All about us, as we walked, were mute evidences of the fury of last night’s storm: trees had been uprooted, and great branches torn from others as if by the hands of angry giants; and the brook was a raging torrent. Down here, in the Hollow, the destruction had been less, but in the woods, above, the giants had worked their will, and many an empty gap showed where, erstwhile, had stood a tall and stately tree.
“Trees be very like men,” said the Ancient, nodding to one that lay prone beside the path, “‘ere to-day an’ gone to-morrer, Peter—gone to-morrer. The man in the Bible, ‘im as was cured of ‘is blindness by our blessed Lord, ‘e said as men was like trees walkin’, but, to my mind, Peter, trees is much more like men a-standin’ still. Ye see, Peter, trees be such companionable things; it’s very seldom as you see a tree growin’ all by itself, an’ when you do, if you look at it you can’t ‘elp but notice ‘ow lonely it do look. Ay, its very leaves seem to ‘ave a down-‘earted sort o’ drop. I knowed three on ‘em once—elm-trees they was growin’ all close together, so close that their branches used to touch each other when the wind blew, jest as if they was a-shakin’ ‘ands wi’ one another, Peter. You could see as they was uncommon fond of each other, wi’ half an eye. Well; one day, along comes a storm and blows one on ‘em down—kills it dead, Peter; an’ a little while later, they cuts down another—Lord knows why—an’ theer was the last one, all alone an’ solitary. Now, I used to watch that theer tree—an’ here’s the cur’us thing, Peter—day by day I see that tree a-droopin’ an’ droopin’, a-witherin’ an’ a-pinin’ for them other two—brothers you might say—till one day I come by, an’ theer it were, Peter, a-standin’ up so big an’ tall as ever—but dead!
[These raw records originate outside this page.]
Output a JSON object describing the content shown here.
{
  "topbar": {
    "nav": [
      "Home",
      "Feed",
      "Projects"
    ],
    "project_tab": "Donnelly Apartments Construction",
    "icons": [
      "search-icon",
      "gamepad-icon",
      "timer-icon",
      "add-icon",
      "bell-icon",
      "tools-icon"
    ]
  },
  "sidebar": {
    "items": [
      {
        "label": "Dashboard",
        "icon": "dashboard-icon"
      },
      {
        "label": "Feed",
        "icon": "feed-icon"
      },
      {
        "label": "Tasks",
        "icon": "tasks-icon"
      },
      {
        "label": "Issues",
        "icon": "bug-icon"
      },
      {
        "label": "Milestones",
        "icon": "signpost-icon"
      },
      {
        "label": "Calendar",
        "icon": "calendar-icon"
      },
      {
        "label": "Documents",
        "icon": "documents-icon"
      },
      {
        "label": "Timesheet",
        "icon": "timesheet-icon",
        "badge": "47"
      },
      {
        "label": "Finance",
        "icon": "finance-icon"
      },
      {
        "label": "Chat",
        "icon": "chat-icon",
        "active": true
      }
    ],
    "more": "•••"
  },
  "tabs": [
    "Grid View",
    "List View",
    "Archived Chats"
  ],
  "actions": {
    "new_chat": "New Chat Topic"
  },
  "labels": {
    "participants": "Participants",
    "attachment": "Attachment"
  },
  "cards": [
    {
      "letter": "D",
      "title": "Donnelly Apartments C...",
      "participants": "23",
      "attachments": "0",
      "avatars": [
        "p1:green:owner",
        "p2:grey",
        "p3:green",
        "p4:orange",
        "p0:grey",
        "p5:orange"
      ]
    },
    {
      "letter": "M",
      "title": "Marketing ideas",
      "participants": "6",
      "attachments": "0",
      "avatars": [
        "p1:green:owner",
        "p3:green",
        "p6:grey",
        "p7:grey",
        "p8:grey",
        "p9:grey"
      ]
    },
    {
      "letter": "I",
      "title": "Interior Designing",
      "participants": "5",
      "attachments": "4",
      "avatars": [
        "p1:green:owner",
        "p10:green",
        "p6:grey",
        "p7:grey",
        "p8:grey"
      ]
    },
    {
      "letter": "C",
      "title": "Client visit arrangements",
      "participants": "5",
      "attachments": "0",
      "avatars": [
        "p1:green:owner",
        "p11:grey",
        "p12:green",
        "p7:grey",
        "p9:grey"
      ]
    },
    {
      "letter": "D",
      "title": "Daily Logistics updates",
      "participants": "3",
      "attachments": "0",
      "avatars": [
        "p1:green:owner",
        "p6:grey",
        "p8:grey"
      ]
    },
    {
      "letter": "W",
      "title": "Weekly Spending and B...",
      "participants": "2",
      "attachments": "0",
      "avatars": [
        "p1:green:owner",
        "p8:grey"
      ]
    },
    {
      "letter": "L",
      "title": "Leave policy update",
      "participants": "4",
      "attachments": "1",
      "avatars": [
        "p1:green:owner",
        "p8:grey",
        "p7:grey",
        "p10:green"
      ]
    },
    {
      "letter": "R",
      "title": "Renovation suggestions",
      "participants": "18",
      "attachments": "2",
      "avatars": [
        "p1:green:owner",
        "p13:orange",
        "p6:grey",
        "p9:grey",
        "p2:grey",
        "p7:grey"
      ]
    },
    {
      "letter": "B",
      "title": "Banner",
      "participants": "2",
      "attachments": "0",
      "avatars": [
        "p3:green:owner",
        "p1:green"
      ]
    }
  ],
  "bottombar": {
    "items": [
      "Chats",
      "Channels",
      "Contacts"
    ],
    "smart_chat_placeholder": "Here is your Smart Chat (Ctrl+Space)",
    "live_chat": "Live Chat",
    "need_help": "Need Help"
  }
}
Ay, Peter, dead it were, an’ never put forth another leaf, an’ never will, Peter—never. An’, if you was to ax me, I should say as it died because its ‘eart were broke, Peter. Yes, trees is very like men, an’ the older you grow the more you’ll see it.”
I listened, It was thus we talked, or rather, the Ancient talked and I listened, until we reached Sissinghurst. At the door of the smithy we stopped.
“Peter,” said the old man, staring very hard at a button on my coat.
“Well, Ancient?”
“What about that theer—poor, old, rusty—stapil?”
“Why, it is still above the door, Ancient; you must have seen it this morning.”
“Oh, ah! I seed it, Peter, I seed it,” answered the old man, shifting his gaze to a rolling white cloud above. “I give it a glimp’ over, Peter, but what do ‘ee think of it?”
“Well,” said I, aware of the fixity of his gaze and the wistful note in his voice, “it is certainly older and rustier than it was.”
“Rustier, Peter?”
“Much rustier!” Very slowly a smile dawned on the wrinkled old face, and very slowly the eyes were lowered till they met mine.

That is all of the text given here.